Results of the current study revealed that C. myrrha significantly decreased the body weight gain in obese hyperlipidemic rats. The decrease in weight gain of rats was inversely proportional to the administered dose. This finding agreed with that mentioned by Lv et al. [40]. who mentioned that guggulsterones, plant sterol, from C. molmol, has been used to treat hyperlipidemia and obesity and its anti-inflammatory and anti-hyperlipidemic effects have been well-documented.

In the present study, CME caused anti-hyperlipidemic effect as it significantly lowered the elevated serum levels of TC, TG, and LDL and reduced atherogenic index in obese rats.

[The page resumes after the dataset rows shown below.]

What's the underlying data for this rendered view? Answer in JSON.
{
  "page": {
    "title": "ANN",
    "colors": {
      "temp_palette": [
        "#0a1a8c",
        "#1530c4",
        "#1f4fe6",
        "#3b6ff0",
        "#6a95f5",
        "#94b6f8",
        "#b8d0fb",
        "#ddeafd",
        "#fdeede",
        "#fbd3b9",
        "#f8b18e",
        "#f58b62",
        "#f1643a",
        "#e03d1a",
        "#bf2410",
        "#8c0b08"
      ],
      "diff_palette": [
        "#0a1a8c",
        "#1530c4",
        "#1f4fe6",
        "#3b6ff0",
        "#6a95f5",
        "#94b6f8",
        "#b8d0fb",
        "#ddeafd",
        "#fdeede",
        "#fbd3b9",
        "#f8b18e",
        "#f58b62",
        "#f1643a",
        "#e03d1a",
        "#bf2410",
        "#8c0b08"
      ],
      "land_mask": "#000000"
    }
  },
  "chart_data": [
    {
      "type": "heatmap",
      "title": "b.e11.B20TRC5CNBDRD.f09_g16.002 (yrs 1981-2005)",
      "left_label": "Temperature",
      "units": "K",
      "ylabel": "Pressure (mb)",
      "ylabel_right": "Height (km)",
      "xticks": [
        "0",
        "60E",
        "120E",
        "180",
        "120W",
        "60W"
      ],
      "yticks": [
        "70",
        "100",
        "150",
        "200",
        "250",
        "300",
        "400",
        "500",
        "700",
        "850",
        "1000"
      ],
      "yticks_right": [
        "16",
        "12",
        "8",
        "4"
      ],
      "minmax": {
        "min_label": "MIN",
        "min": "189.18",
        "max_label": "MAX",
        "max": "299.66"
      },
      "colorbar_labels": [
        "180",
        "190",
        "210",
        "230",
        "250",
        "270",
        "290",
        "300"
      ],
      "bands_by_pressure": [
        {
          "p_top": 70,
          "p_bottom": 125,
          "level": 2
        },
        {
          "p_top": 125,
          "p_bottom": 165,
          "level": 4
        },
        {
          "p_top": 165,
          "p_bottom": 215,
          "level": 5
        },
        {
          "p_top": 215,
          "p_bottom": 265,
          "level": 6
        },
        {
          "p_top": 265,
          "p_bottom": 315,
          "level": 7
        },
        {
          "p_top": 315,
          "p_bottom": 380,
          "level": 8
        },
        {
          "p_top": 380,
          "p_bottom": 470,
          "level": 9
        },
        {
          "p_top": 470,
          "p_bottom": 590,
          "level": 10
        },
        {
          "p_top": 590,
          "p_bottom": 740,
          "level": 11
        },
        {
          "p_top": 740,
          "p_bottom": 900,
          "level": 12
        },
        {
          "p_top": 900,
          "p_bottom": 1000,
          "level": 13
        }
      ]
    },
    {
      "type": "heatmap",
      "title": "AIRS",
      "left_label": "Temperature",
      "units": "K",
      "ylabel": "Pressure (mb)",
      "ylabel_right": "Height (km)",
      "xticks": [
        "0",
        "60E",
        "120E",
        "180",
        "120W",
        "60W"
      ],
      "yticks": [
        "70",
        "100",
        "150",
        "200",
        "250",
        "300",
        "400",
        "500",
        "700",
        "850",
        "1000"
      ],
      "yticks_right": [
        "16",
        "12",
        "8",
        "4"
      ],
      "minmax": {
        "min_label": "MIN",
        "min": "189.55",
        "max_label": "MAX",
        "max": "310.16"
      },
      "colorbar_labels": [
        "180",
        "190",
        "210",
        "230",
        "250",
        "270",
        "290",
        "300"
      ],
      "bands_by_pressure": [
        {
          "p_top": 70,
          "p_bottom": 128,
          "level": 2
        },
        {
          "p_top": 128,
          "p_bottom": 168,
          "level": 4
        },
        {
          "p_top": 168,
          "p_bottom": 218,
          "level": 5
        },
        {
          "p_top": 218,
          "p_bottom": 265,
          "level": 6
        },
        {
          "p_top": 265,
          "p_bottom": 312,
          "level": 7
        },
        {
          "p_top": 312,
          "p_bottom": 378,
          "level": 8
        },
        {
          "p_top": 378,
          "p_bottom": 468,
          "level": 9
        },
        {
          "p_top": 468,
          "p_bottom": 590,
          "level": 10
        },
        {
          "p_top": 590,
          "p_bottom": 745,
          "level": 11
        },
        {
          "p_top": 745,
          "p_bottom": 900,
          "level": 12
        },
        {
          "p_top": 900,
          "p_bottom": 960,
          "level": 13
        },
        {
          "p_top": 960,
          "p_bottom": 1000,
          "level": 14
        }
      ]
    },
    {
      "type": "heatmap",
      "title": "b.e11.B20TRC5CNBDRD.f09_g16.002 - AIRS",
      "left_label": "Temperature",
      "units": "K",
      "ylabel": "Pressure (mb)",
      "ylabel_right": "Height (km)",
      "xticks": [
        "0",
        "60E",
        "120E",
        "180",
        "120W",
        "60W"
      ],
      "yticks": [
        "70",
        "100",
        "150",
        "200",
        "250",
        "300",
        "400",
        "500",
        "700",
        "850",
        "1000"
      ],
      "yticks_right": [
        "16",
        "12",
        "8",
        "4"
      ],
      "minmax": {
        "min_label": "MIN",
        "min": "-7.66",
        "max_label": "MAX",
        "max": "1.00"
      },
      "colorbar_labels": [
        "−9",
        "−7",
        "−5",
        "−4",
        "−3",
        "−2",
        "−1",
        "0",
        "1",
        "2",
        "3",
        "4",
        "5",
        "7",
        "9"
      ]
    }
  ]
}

Moreover, the effect of CME appeared to be more effective on TG than on TC in this study.

The bioactive steroids guggulsterones have been attracted attention for the potent hypolipidemic effect of C. molmol resin [10]. Previous studies have been reported that guggulsterone, the active substance of C. mukul, is highly hypolipidemic agent [41,42].

CONCLUSION

The results denote that C. molmol extract (myrrh) has a dose-dependent analgesic effect and effective anti-inflammatory and anti-hyperlipidemic activities. Myrrh reduces body weight gain and improves lipids profile in obese hyperlipidemic rats. These data affirm its traditional use for the treatment of painful and inflammatory conditions, obesity and hyperlipidemia. Therefore, C. molmol extract (myrrh) may be beneficial for obese hyperlipidemic patients who suffer from pain and inflammatory conditions.